Hesabım
    Düşüş
    Ortalama puan
    3,1
    1 Puanlama
    Düşüş hakkında görüşlerin ?

    1 Kullanıcı eleştirisi

    5
    0 Eleştiri
    4
    1 Eleştiri
    3
    0 Eleştiri
    2
    0 Eleştiri
    1
    0 Eleştiri
    0
    0 Eleştiri
    Sırala
    En yararlı eleştiriler En yeniler En çok eleştiri yazmış üyeler En çok takip edilen üyeler
    Turgay Buğdacigil
    Turgay Buğdacigil

    Takipçi 1.884 değerlendirmeler Takip Et!

    4,0
    3 Mayıs 2021 tarihinde eklendi
    “Falling”, ilk kez bir senaryo yazmanın yanı sıra (debut) ilk defa yönetmen koltuğunda oturan Viggo Mortensen için:

    “Meğerse içinde ne cevherler varmış da biz bilmiyormuşuz” dediğimiz “mükemmel” bir başlangıç olmuş...

    Özellikle de hayatı çevresindeki herkese zindan etmeyi kendine görev edinmiş olan Willis Peterson karakterinin yaşlılığını canlandıran Lance Henriksen’in seksen yıllık ömrünün tamamında bu kadar “küfür etmemiş” ve “cinsel içerikli konuşmamış” olduğunu tahmin ettiğimiz filmde, Viggo Mortensen’de bir “sabır taşı” edasıyla bu hakaretlere tahammül eden eşcinsel oğul John Peterson’ın erişkinlik halinde oynuyor...

    Ve ister inanın, isterseniz de inanmayın karşılıklı olarak son derece etkileyici bir performans şovu gerçekleştiriyorlar...

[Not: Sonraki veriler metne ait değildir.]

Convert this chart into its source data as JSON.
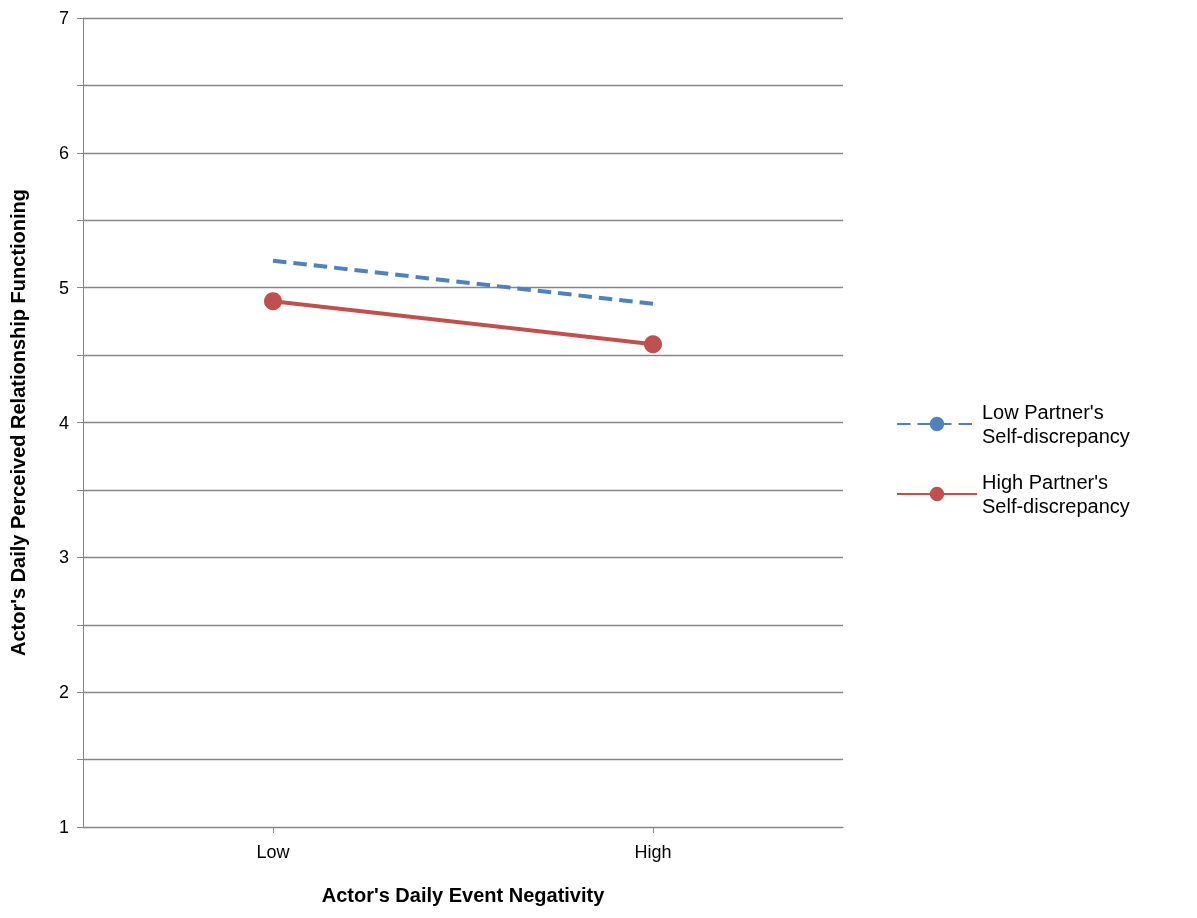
{
  "chart_data": {
    "type": "line",
    "xlabel": "Actor's Daily Event Negativity",
    "ylabel": "Actor's Daily Perceived Relationship Functioning",
    "categories": [
      "Low",
      "High"
    ],
    "series": [
      {
        "name": "Low Partner's Self-discrepancy",
        "color": "#4f81bd",
        "values": [
          5.2,
          4.88
        ],
        "line_style": "dashed",
        "marker": "none"
      },
      {
        "name": "High Partner's Self-discrepancy",
        "color": "#c0504d",
        "values": [
          4.9,
          4.58
        ],
        "line_style": "solid",
        "marker": "circle"
      }
    ],
    "ylim": [
      1,
      7
    ],
    "yticks": [
      1,
      {
        "value": 1.5,
        "label": null
      },
      2,
      {
        "value": 2.5,
        "label": null
      },
      3,
      {
        "value": 3.5,
        "label": null
      },
      4,
      {
        "value": 4.5,
        "label": null
      },
      5,
      {
        "value": 5.5,
        "label": null
      },
      6,
      {
        "value": 6.5,
        "label": null
      },
      7
    ],
    "grid": "y",
    "legend": "right"
  }
}
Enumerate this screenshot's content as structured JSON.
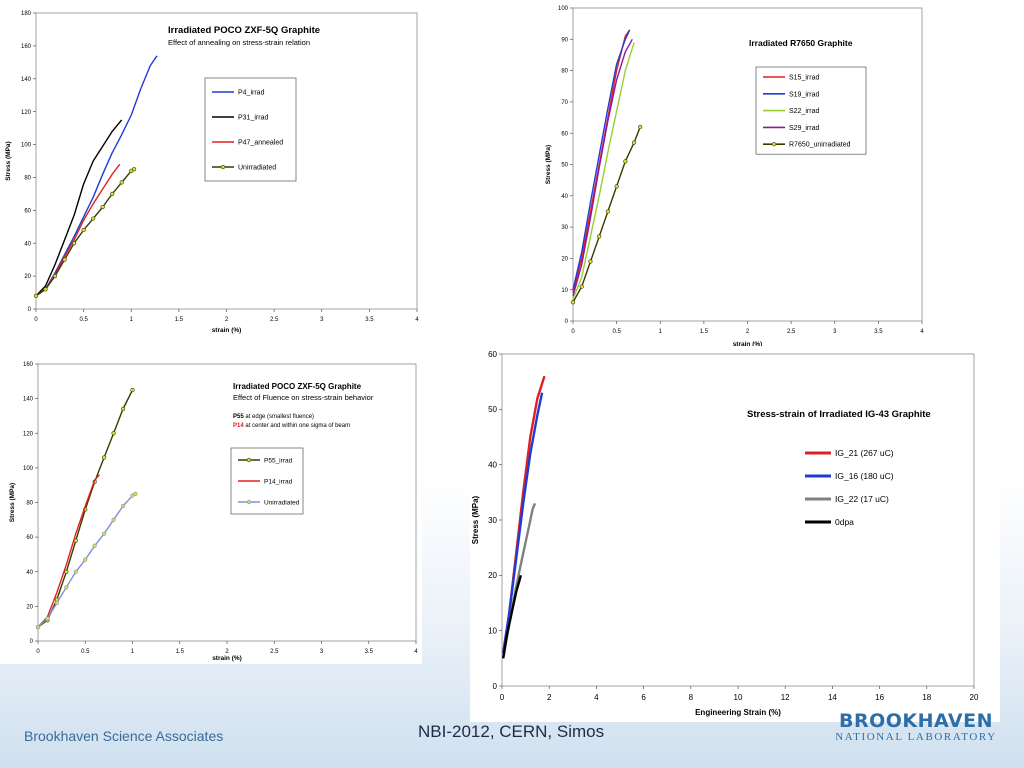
{
  "footer": {
    "left": "Brookhaven Science Associates",
    "center": "NBI-2012, CERN, Simos",
    "logo_main": "BROOKHAVEN",
    "logo_sub": "NATIONAL LABORATORY"
  },
  "chart_data": [
    {
      "type": "line",
      "title": "Irradiated POCO ZXF-5Q Graphite",
      "subtitle": "Effect of annealing on stress-strain relation",
      "xlabel": "strain (%)",
      "ylabel": "Stress (MPa)",
      "xlim": [
        0,
        4
      ],
      "ylim": [
        0,
        180
      ],
      "xticks": [
        "0",
        "0.5",
        "1",
        "1.5",
        "2",
        "2.5",
        "3",
        "3.5",
        "4"
      ],
      "yticks": [
        "0",
        "20",
        "40",
        "60",
        "80",
        "100",
        "120",
        "140",
        "160",
        "180"
      ],
      "legend_position": "upper-center",
      "series": [
        {
          "name": "P4_irrad",
          "color": "#1f3bd6",
          "marker": false,
          "points": [
            [
              0,
              8
            ],
            [
              0.1,
              12
            ],
            [
              0.2,
              22
            ],
            [
              0.3,
              33
            ],
            [
              0.4,
              44
            ],
            [
              0.5,
              56
            ],
            [
              0.6,
              68
            ],
            [
              0.7,
              82
            ],
            [
              0.8,
              95
            ],
            [
              0.9,
              106
            ],
            [
              1.0,
              118
            ],
            [
              1.1,
              134
            ],
            [
              1.2,
              148
            ],
            [
              1.27,
              154
            ]
          ]
        },
        {
          "name": "P31_irrad",
          "color": "#000000",
          "marker": false,
          "points": [
            [
              0,
              8
            ],
            [
              0.1,
              14
            ],
            [
              0.2,
              27
            ],
            [
              0.3,
              42
            ],
            [
              0.4,
              57
            ],
            [
              0.5,
              76
            ],
            [
              0.6,
              90
            ],
            [
              0.7,
              99
            ],
            [
              0.8,
              108
            ],
            [
              0.9,
              115
            ]
          ]
        },
        {
          "name": "P47_annealed",
          "color": "#e02020",
          "marker": false,
          "points": [
            [
              0,
              8
            ],
            [
              0.1,
              12
            ],
            [
              0.2,
              21
            ],
            [
              0.3,
              32
            ],
            [
              0.4,
              42
            ],
            [
              0.5,
              54
            ],
            [
              0.6,
              64
            ],
            [
              0.7,
              73
            ],
            [
              0.8,
              82
            ],
            [
              0.88,
              88
            ]
          ]
        },
        {
          "name": "Unirradiated",
          "color": "#3a3a00",
          "marker": true,
          "points": [
            [
              0,
              8
            ],
            [
              0.1,
              12
            ],
            [
              0.2,
              20
            ],
            [
              0.3,
              30
            ],
            [
              0.4,
              40
            ],
            [
              0.5,
              48
            ],
            [
              0.6,
              55
            ],
            [
              0.7,
              62
            ],
            [
              0.8,
              70
            ],
            [
              0.9,
              77
            ],
            [
              1.0,
              84
            ],
            [
              1.03,
              85
            ]
          ]
        }
      ]
    },
    {
      "type": "line",
      "title": "Irradiated R7650 Graphite",
      "subtitle": "",
      "xlabel": "strain (%)",
      "ylabel": "Stress (MPa)",
      "xlim": [
        0,
        4
      ],
      "ylim": [
        0,
        100
      ],
      "xticks": [
        "0",
        "0.5",
        "1",
        "1.5",
        "2",
        "2.5",
        "3",
        "3.5",
        "4"
      ],
      "yticks": [
        "0",
        "10",
        "20",
        "30",
        "40",
        "50",
        "60",
        "70",
        "80",
        "90",
        "100"
      ],
      "legend_position": "upper-right",
      "series": [
        {
          "name": "S15_irrad",
          "color": "#e02020",
          "marker": false,
          "points": [
            [
              0,
              9
            ],
            [
              0.1,
              20
            ],
            [
              0.2,
              35
            ],
            [
              0.3,
              50
            ],
            [
              0.4,
              65
            ],
            [
              0.5,
              80
            ],
            [
              0.6,
              91
            ],
            [
              0.65,
              93
            ]
          ]
        },
        {
          "name": "S19_irrad",
          "color": "#1f3bd6",
          "marker": false,
          "points": [
            [
              0,
              10
            ],
            [
              0.1,
              22
            ],
            [
              0.2,
              38
            ],
            [
              0.3,
              53
            ],
            [
              0.4,
              68
            ],
            [
              0.5,
              82
            ],
            [
              0.6,
              90
            ],
            [
              0.65,
              93
            ]
          ]
        },
        {
          "name": "S22_irrad",
          "color": "#9acd32",
          "marker": false,
          "points": [
            [
              0,
              7
            ],
            [
              0.1,
              14
            ],
            [
              0.2,
              27
            ],
            [
              0.3,
              40
            ],
            [
              0.4,
              54
            ],
            [
              0.5,
              67
            ],
            [
              0.6,
              80
            ],
            [
              0.7,
              89
            ]
          ]
        },
        {
          "name": "S29_irrad",
          "color": "#8b1a9e",
          "marker": false,
          "points": [
            [
              0,
              8
            ],
            [
              0.1,
              18
            ],
            [
              0.2,
              33
            ],
            [
              0.3,
              49
            ],
            [
              0.4,
              64
            ],
            [
              0.5,
              77
            ],
            [
              0.6,
              86
            ],
            [
              0.68,
              90
            ]
          ]
        },
        {
          "name": "R7650_unirradiated",
          "color": "#3a3a00",
          "marker": true,
          "points": [
            [
              0,
              6
            ],
            [
              0.1,
              11
            ],
            [
              0.2,
              19
            ],
            [
              0.3,
              27
            ],
            [
              0.4,
              35
            ],
            [
              0.5,
              43
            ],
            [
              0.6,
              51
            ],
            [
              0.7,
              57
            ],
            [
              0.77,
              62
            ]
          ]
        }
      ]
    },
    {
      "type": "line",
      "title": "Irradiated POCO ZXF-5Q Graphite",
      "subtitle": "Effect of Fluence on stress-strain behavior",
      "notes": [
        {
          "label": "P55",
          "text": " at edge (smallest fluence)",
          "color": "#000000"
        },
        {
          "label": "P14",
          "text": " at center and within one sigma of beam",
          "color": "#e02020"
        }
      ],
      "xlabel": "strain (%)",
      "ylabel": "Stress (MPa)",
      "xlim": [
        0,
        4
      ],
      "ylim": [
        0,
        160
      ],
      "xticks": [
        "0",
        "0.5",
        "1",
        "1.5",
        "2",
        "2.5",
        "3",
        "3.5",
        "4"
      ],
      "yticks": [
        "0",
        "20",
        "40",
        "60",
        "80",
        "100",
        "120",
        "140",
        "160"
      ],
      "legend_position": "upper-center",
      "series": [
        {
          "name": "P55_irrad",
          "color": "#3a3a00",
          "marker": true,
          "points": [
            [
              0,
              8
            ],
            [
              0.1,
              12
            ],
            [
              0.2,
              24
            ],
            [
              0.3,
              40
            ],
            [
              0.4,
              58
            ],
            [
              0.5,
              76
            ],
            [
              0.6,
              92
            ],
            [
              0.7,
              106
            ],
            [
              0.8,
              120
            ],
            [
              0.9,
              134
            ],
            [
              1.0,
              145
            ]
          ]
        },
        {
          "name": "P14_irrad",
          "color": "#e02020",
          "marker": false,
          "points": [
            [
              0,
              8
            ],
            [
              0.1,
              14
            ],
            [
              0.2,
              28
            ],
            [
              0.3,
              44
            ],
            [
              0.4,
              62
            ],
            [
              0.5,
              78
            ],
            [
              0.6,
              93
            ],
            [
              0.65,
              96
            ]
          ]
        },
        {
          "name": "Unirradiated",
          "color": "#7f90d8",
          "marker": true,
          "points": [
            [
              0,
              8
            ],
            [
              0.1,
              13
            ],
            [
              0.2,
              22
            ],
            [
              0.3,
              31
            ],
            [
              0.4,
              40
            ],
            [
              0.5,
              47
            ],
            [
              0.6,
              55
            ],
            [
              0.7,
              62
            ],
            [
              0.8,
              70
            ],
            [
              0.9,
              78
            ],
            [
              1.0,
              84
            ],
            [
              1.03,
              85
            ]
          ]
        }
      ]
    },
    {
      "type": "line",
      "title": "Stress-strain of Irradiated IG-43 Graphite",
      "subtitle": "",
      "xlabel": "Engineering Strain (%)",
      "ylabel": "Stress (MPa)",
      "xlim": [
        0,
        20
      ],
      "ylim": [
        0,
        60
      ],
      "xticks": [
        "0",
        "2",
        "4",
        "6",
        "8",
        "10",
        "12",
        "14",
        "16",
        "18",
        "20"
      ],
      "yticks": [
        "0",
        "10",
        "20",
        "30",
        "40",
        "50",
        "60"
      ],
      "legend_position": "right",
      "series": [
        {
          "name": "IG_21 (267 uC)",
          "color": "#e02020",
          "marker": false,
          "points": [
            [
              0.05,
              6
            ],
            [
              0.3,
              13
            ],
            [
              0.6,
              24
            ],
            [
              0.9,
              35
            ],
            [
              1.2,
              45
            ],
            [
              1.5,
              52
            ],
            [
              1.8,
              56
            ]
          ]
        },
        {
          "name": "IG_16 (180 uC)",
          "color": "#1f3bd6",
          "marker": false,
          "points": [
            [
              0.05,
              6
            ],
            [
              0.3,
              13
            ],
            [
              0.6,
              23
            ],
            [
              0.9,
              33
            ],
            [
              1.2,
              42
            ],
            [
              1.5,
              49
            ],
            [
              1.7,
              53
            ]
          ]
        },
        {
          "name": "IG_22 (17 uC)",
          "color": "#808080",
          "marker": false,
          "points": [
            [
              0.05,
              5
            ],
            [
              0.3,
              11
            ],
            [
              0.6,
              18
            ],
            [
              0.9,
              24
            ],
            [
              1.1,
              28
            ],
            [
              1.3,
              32
            ],
            [
              1.4,
              33
            ]
          ]
        },
        {
          "name": "0dpa",
          "color": "#000000",
          "marker": false,
          "points": [
            [
              0.05,
              5
            ],
            [
              0.2,
              9
            ],
            [
              0.4,
              13
            ],
            [
              0.6,
              17
            ],
            [
              0.8,
              20
            ]
          ]
        }
      ]
    }
  ]
}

    Eminiz sinemadan anlayan hemen herkes bu ikiliden Lance Henriksen’in çıkardığı işe hayran kalarak şapka çıkartacaktır...

    Annesi ile babası kendisi on bir yaşındayken boşanmış olan Mortensen’in bu “kısmen yarı otobiyografik” hikayesinde ilk önce, genç Willis (Sverrir Gudnason) ile karısı Gwen (Hannah Gross) ve bebekleri John (Liam ve Luca Cresctielli) ile tanışıyoruz...

    Günümüze geldiğimizde, kışları ağır geçen bölgedeki çiftliğini satarak Kaliforniya’da ev almayı planlayan Willis ile yanındaki koltukta uyumakta olan oğlu John uçakta birlikte Los Angeles’a doğru giderlerken demans hastalığı ve geçmişi ile ciddi bir iç hesaplaşmanın pençesindeki babasının panik yaparak eski karısı Gwen’in adını sayıklayarak koridorda bağırmaya başlaması üzerine uyanarak onu tuvalete götürür...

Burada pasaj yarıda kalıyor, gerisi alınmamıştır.